—Amelia—
Amelia caminaba de un lado para otro dentro de su departamento igual que un león enjaulado, estaba demasiado irritada; no podía controlar su rabia ni el mismo coraje que carcomía sus entrañas en esos momentos. Se sentía frustrada e incapaz de poder hacer algo frente a todo lo que le estaba pasando.
—¡Maldición! —vociferó con odio.
No solo había sido el hecho de haber perdido su trabajo o de haber malgastado su tiempo con un hombre que no la amaba, sino que, lo que más coraje le daba era saber que él se casaba.
“... ¡¿Casarme, yo?! Eso sería lo último que haría en mi vida. Jamás haré una estupidez como esa. ¿Cómo diablos se te ocurre preguntarme si quiero casarme contigo?”.
Esas habían sido las palabras de Edward hace ya más de un año.
La chica rodó los ojos, él no había querido casarse en esos tiempos, pero hoy, lo estaba haciendo con ella.
Se dejó caer sobre su cama boca abajo ahogando su llanto. Quería sacar todo lo que llevaba dentro, parecía una niña pequeña haciendo una rabieta. Sus movimientos continuos y sus sollozos prologados se hacían cada vez más intensos al grado de llegar a los gritos; así pasaron casi veinte minutos hasta que, finalmente, pudo controlarse, dejando al silencio como su único y fiel amigo.
Giró sobre su cama para después mirar al techo, perdiendo así, su mirada en la nada.
Su aliento se había acompasado a un ritmo tranquilo, suspiro un poco, su rostro estaba húmedo y pegajoso a causa de los restos de sus lágrimas que ya habían hecho su trabajo, y su fino maquillaje estaba corrido a través de sus ojos; su cabello enmarañado por tanto tallarse en la almohada estaba hecho un asco, eso, sin mencionar que tenía unas cuantas marcas alrededor de sus brazos debido a la presión que habían generado sus dedos al aferrarse a sí misma para oprimir el dolor de su pecho, aunque lo que más daño le había causado, no era el saber que Edward se estaba casando, sino más bien, era saber que lo había perdido todo.
Ni los golpes ni las palabras le dolían más que eso.
Ella jamás podría ni llegaría a ser feliz y ahora que Edward la había dejado, todas sus esperanzas se habían acabado. No tenía padres o familia cercana, solo se tenía a ella misma al haber crecido dentro de un terrible orfanato, siempre fue solitaria y aunque sí tenía un hermano, éste era como si no lo fuera. Tampoco tuvo muchas amigas y las pocas que obtuvo alrededor de toda su vida fueron desapareciendo por su egocentrismo y despotismo al usarlas y desecharlas cuando le convenía.

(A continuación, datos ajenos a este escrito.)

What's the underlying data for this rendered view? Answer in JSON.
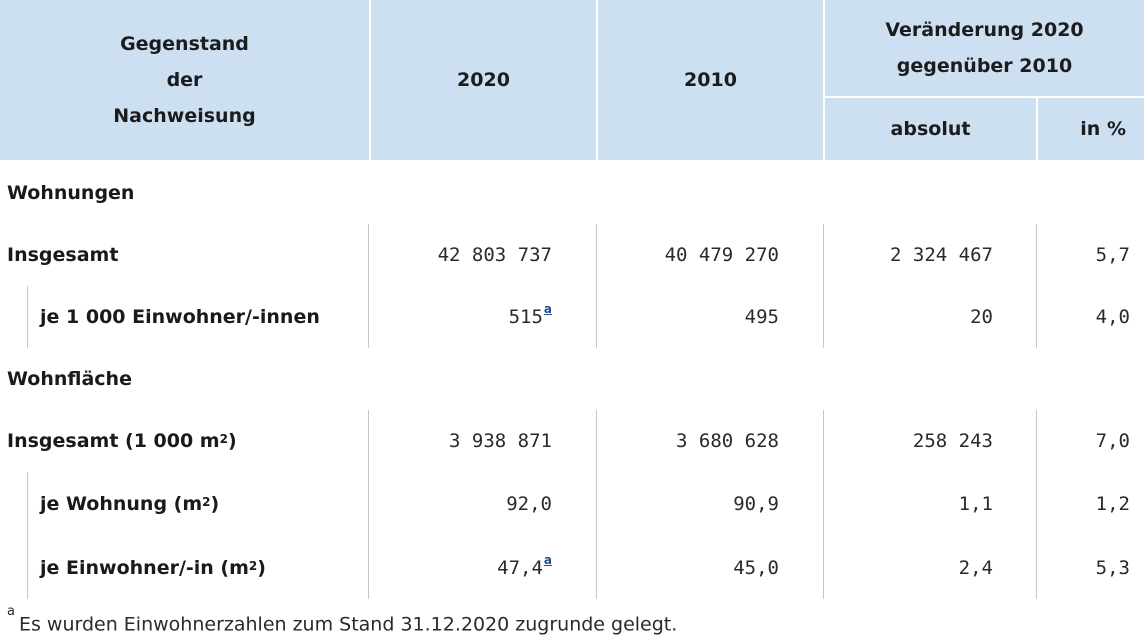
{
  "header": {
    "subject": [
      "Gegenstand",
      "der",
      "Nachweisung"
    ],
    "col_2020": "2020",
    "col_2010": "2010",
    "change": [
      "Veränderung 2020",
      "gegenüber 2010"
    ],
    "change_abs": "absolut",
    "change_pct": "in %"
  },
  "sections": {
    "wohnungen": "Wohnungen",
    "wohnflaeche": "Wohnfläche"
  },
  "rows": [
    {
      "label": "Insgesamt",
      "v2020": "42 803 737",
      "v2010": "40 479 270",
      "abs": "2 324 467",
      "pct": "5,7"
    },
    {
      "label": "je 1 000 Einwohner/-innen",
      "v2020": "515",
      "footnote": "a",
      "v2010": "495",
      "abs": "20",
      "pct": "4,0"
    },
    {
      "label": "Insgesamt (1 000 m",
      "unit_sup": "2",
      "label_end": ")",
      "v2020": "3 938 871",
      "v2010": "3 680 628",
      "abs": "258 243",
      "pct": "7,0"
    },
    {
      "label": "je Wohnung (m",
      "unit_sup": "2",
      "label_end": ")",
      "v2020": "92,0",
      "v2010": "90,9",
      "abs": "1,1",
      "pct": "1,2"
    },
    {
      "label": "je Einwohner/-in (m",
      "unit_sup": "2",
      "label_end": ")",
      "v2020": "47,4",
      "footnote": "a",
      "v2010": "45,0",
      "abs": "2,4",
      "pct": "5,3"
    }
  ],
  "footnote": {
    "marker": "a",
    "text": "Es wurden Einwohnerzahlen zum Stand 31.12.2020 zugrunde gelegt."
  },
  "colors": {
    "header_bg": "#cde0f2",
    "footnote_link": "#1f4e8c"
  }
}
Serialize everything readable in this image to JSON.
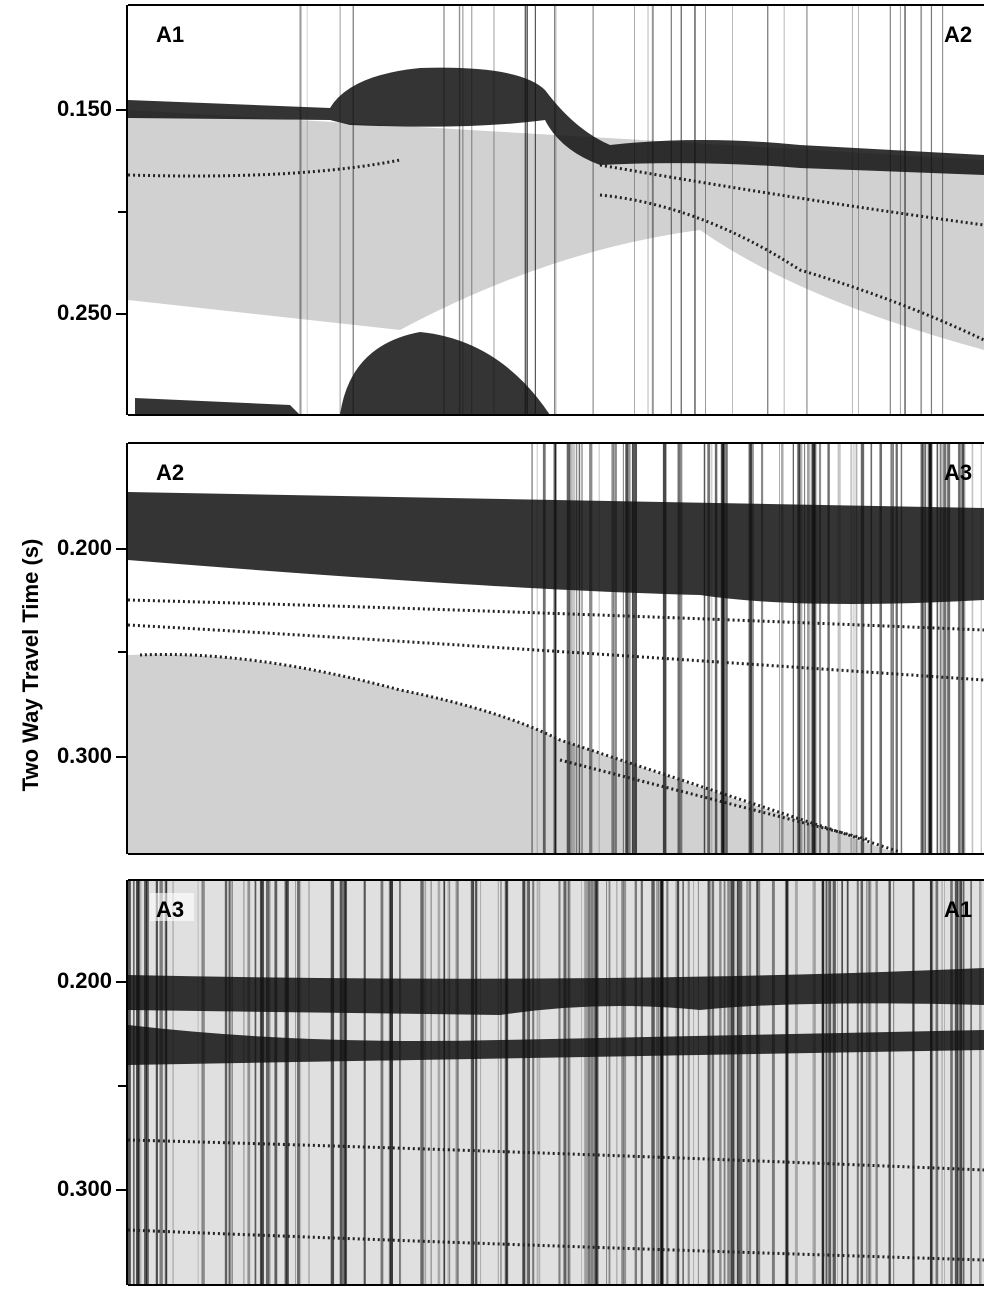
{
  "y_axis_label": "Two Way Travel Time (s)",
  "panels": [
    {
      "left_label": "A1",
      "right_label": "A2",
      "ticks": [
        "0.150",
        "0.250"
      ]
    },
    {
      "left_label": "A2",
      "right_label": "A3",
      "ticks": [
        "0.200",
        "0.300"
      ]
    },
    {
      "left_label": "A3",
      "right_label": "A1",
      "ticks": [
        "0.200",
        "0.300"
      ]
    }
  ]
}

Nada de lo que ella había hecho hasta ahora le había servido, no había funcionado el coquetearle a Ayrton Palmer, mucho menos le sirvió de nada haberse acostado con el primogénito de esa familia, ni tampoco le ayudó el haberse enamorado de Edward, hombre, por el cual ella, literalmente estaba muriendo.
Suspiró cansada, hacer tanto alboroto por un simple matrimonio la había dejado más que agotada.
Ella había sido su amante durante mucho tiempo, sin embargo, no aceptaba no volver a serlo.
Rodó hacia su derecha y observó aquel cuadro fotográfico, en él un hombre de tez blanca, ojos negros y de porte serio y arrogante la miraba; él no tenía ni el mínimo gesto de pretender querer sonreír, pero al final de todo Edward estaba ahí, a su lado, mirándola de esa única forma en que siempre la vio.
Dejó de prestar atención al cuadro y se incorporó, se sentó en la orilla de su cama, parpadeó un par de veces, respiró hondo y antes de poder levantarse tomó una decisión que cambiaría su vida.
Si Edward Palmer no era para ella, no sería para nadie.
Al final de cuentas, la venganza era un plato que comía realmente frío.
La chica estaba por salir de su departamento cuando de pronto su teléfono sonó, no tenía ganas de contestar, sin embargo, la insistencia de aquella llamada la convenció.
—¿Cómo estás? —Fue lo primero que le preguntaron.
Ella rodó los ojos algo irritada.
—¡¿Cómo diablos conseguiste mi número?! —preguntó gritándole a la bocina.
—Soy socio de esa empresa, ¿recuerdas? Tengo acceso a la mayoría de las cosas. —Le dijo en un tono amable—. Lamento que te corrieran. —Su voz ahora sonaba apenada—. Sé lo mucho que ese trabajo significaba para ti, pero te juro que hice todo lo posible para evitarlo, pero es que ella... —Sebastián hizo una pausa—. Es difícil. Incluso ni el mismo Leonard pudo convencerla.